Performed research to study the dynamic response of a DC converter to DC­side faults. Developed an RTDS-RSCAD model of the converter and its controls for use in real time simulation. Developed stability margin and root locus calculations to specify control parameters. Performed simulations of the converter to characterize its response to operational transients and DC­side faults. Analyzed the results and identified means of speeding fault detection and control response.

Columbia Energy Partners, Echanis Wind Project, Nevada

Studies Engineer responsible for performing analysis to evaluate interconnect options for a proposed 100 MW wind farm. Worked with the client to identify transmission interconnect locations. Developed wind farm and transmission models for load flow studies to evaluate transmission voltage profiles and reactive compensation requirements for the different options. Analyzed transmission losses using annual wind generation profiles.

First Wind, Milford Wind Corridor Project Phases 111-V, Utah

Project Engineer responsible for studies to evaluate electrical performance of future phases of the Milford Wind Fann planned to bring total generation from 200 MW to 1000 MW. Supervised a team of engineers responsible for identifying voltage violations, equipment overloads, transmission losses, equipment cost estimates, and reactive compensation to address utility interconnect requirements. Performed load flow and reactive margin analysis to determine preliminary recommendations for dynamic and switched shunt compensation. Prepared transmission tap switching station and collection substation options with cost comparisons for each.

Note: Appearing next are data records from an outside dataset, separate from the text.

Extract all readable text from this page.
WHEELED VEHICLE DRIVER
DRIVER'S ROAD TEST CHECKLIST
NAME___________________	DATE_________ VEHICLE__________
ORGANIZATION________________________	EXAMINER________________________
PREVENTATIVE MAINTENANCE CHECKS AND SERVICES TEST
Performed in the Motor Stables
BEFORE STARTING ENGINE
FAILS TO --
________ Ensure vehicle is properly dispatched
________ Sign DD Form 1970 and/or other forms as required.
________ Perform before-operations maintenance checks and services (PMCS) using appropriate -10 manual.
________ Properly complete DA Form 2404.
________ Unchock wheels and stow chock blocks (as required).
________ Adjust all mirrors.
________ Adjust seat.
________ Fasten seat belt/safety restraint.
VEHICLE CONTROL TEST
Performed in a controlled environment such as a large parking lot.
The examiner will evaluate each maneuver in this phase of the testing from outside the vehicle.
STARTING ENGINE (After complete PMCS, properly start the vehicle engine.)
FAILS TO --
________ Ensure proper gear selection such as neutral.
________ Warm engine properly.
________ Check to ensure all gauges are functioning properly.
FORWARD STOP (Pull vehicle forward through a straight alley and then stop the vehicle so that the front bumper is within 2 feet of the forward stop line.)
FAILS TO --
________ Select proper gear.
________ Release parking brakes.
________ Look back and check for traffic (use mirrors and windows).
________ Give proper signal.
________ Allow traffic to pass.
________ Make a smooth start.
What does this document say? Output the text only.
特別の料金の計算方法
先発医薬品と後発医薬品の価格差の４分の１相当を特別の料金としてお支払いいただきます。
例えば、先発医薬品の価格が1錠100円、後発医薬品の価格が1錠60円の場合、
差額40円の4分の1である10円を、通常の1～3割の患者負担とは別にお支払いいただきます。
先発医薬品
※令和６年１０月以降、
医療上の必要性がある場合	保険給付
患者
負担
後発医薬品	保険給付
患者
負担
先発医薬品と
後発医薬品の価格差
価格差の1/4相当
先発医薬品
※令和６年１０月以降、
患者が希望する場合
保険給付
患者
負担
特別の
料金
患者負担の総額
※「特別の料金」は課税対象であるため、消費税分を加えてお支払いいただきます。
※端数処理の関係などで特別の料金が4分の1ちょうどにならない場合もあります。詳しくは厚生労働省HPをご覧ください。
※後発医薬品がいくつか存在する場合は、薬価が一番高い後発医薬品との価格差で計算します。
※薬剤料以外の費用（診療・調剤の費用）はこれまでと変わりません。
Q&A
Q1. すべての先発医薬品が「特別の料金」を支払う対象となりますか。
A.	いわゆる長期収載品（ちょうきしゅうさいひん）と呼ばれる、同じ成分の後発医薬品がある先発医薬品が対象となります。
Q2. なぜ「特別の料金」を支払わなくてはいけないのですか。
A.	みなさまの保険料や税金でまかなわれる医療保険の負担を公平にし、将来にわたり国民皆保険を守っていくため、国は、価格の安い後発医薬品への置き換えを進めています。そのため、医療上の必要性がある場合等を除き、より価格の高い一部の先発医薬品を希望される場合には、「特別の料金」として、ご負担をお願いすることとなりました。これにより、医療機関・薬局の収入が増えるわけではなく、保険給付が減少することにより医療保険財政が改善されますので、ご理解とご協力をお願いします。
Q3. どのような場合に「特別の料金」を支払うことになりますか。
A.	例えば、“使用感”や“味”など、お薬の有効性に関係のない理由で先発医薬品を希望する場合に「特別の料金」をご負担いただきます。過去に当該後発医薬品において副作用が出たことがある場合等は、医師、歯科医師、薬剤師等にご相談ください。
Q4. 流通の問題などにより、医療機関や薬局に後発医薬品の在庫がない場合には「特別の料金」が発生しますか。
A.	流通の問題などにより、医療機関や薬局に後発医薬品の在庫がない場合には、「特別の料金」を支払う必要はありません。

JON LEMAN, P.E. I 11 POWER ENGINEERS, INC.

PREVIOUS WORK HISTORY

Electrical Engineering Instructor, Navy Nuclear Power Training Command, South Carolina

Trained over 150 officer students in power systems analysis. This course gives officers an understanding of electrical engineering principles necessary to supervise operation of nuclear submarines and aircraft carriers. Contributed to curriculum improvements by developing examinations and writing technical documents which helped students better understand electrical theory. Developed a working knowledge of submarine electric plant operations and protection. Earned the Officer Instructor of the Quarter award and qualified as a Master Training Specialist. These titles are awarded to instructors who demonstrate a high standard of technical competence and teaching technique.

Officer Class Director, Navy Nuclear Power Training Command, South Carolina

Supervised eight individuals and coordinated with commanding officers to provide 66 students with effective academic and administrative leadership. This directly contributed to 96% of students graduating. Tracked a detailed schedule of class milestones and ensured that supporting tasks were completed on time. Maintained effective communication with students. This allowed more rapid identification of potential problems and helped students feel motivated by including them in the decision making process when possible.